Torment: Tides of Numenera Update #40: Companion Design

inXile has released a new update for Torment: Tides of Numenera. As usual, the update contains a round-up of articles on the game released recently, and given Pillars of Eternity releases today, project lead Kevin Saunders spends some timeto congratulate Obsidian on the release and explain why the crowd-funded title got him back into the game industry. All that said, the meat of the update is without doubt a write-up on the companion design from writer Nathan Long.

Here’s a sizable excerpt from it:

The goal for the companions is to give them each their own distinct personalities, voices, character arcs, and lots and lots of reactivity – which of course means lots and lots of writing. Lots.

So where do we start?

Well, though I had the honor of developing one of the companions from scratch, more than half of them were created by our fearless leader, Colin McComb, who wrote up a series of what we are calling CDCs, Companion Design Constraint documents. CDCs are bare-bones descriptions of the characters and what role they are supposed to play in the story and the party. They are two or three pages at the most, with a paragraph each for appearance, personality, history, motivation, a few sample lines to get the feel for the character’s voice, and a brief outline of their arc and how it hooks into the Last Castoff’s story.

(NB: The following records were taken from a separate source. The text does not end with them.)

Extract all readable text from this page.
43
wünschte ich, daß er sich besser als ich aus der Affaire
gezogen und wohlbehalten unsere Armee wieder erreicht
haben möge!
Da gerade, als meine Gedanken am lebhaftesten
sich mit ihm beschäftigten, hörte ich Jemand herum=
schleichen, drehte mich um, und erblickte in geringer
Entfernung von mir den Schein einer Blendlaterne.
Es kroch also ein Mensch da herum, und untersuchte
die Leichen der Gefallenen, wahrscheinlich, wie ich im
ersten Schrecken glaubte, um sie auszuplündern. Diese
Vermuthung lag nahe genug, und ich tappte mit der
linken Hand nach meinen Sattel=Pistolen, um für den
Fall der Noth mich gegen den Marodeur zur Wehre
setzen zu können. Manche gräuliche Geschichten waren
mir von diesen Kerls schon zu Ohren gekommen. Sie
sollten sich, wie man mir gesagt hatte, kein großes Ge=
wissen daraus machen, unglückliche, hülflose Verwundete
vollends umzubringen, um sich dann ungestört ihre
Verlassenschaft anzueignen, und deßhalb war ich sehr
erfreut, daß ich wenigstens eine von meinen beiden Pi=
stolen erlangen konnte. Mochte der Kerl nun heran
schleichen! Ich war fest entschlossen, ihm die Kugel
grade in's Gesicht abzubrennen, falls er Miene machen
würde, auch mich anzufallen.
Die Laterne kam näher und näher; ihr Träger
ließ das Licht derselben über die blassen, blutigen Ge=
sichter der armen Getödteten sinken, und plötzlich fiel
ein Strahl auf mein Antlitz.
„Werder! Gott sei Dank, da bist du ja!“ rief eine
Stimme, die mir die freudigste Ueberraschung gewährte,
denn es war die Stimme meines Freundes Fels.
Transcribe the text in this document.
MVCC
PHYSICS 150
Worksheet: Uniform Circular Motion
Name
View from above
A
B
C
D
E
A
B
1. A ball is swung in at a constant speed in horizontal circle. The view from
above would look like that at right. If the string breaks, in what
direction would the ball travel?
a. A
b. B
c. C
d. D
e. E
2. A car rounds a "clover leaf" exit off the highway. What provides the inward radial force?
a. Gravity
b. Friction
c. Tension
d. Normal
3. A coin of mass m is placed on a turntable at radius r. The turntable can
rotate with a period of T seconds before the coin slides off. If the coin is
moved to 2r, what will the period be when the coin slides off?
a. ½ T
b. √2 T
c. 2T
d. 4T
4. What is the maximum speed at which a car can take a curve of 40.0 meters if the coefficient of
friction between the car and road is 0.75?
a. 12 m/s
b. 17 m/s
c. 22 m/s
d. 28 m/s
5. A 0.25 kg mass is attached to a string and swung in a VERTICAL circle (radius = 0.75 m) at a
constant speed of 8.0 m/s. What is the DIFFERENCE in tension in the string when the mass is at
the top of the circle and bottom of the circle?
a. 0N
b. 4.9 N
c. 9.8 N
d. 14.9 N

Aligern is one of the companions Colin came up with – a crusty old Aeon Priest weighed down with guilt, who uses the tattoos that cover his body to power devastating attacks and daunting defenses – and a few weeks ago Colin asked me to flesh him out and start writing the barks, banters, and dialogs that he’ll have throughout the game.

My first step was to read carefully through Aligern’s CDC and then expand it into a CB, otherwise known as a Companion Brief, a ten to fifteen page document that goes into more detail about Aligern’s back-story, his goals and personality, and gets specific about where and when in the game the Last Castoff will meet him, at what locations his story will advance, and how many different possible endings he will have. Most of these things had been figured out in the abstract long ago, but I fleshed out the details.

Once I put together something I thought felt pretty solid, I showed it to Colin, Kevin, George, and Adam, who gave me a raft – several rafts actually – of notes, and we had a flurry of email and Skype conversations as we discussed their suggestions and the best ways to implement them.

After several revisions and reviews, Colin and the others gave me the okay to take Aligern to the next step, the Companion Design Document – or CDD for short – which I’ve never ever confused with the CDC or the CB. Never! (We also have ZDCs, ZBs, ZDDs for Zones and MDCs, MBs, MDDs for Meres. Is your head spinning yet?)

The CDD is a 50 to 70 page behemoth of a document where the character’s back-story, personality, and story arc are finally turned into actual dialog.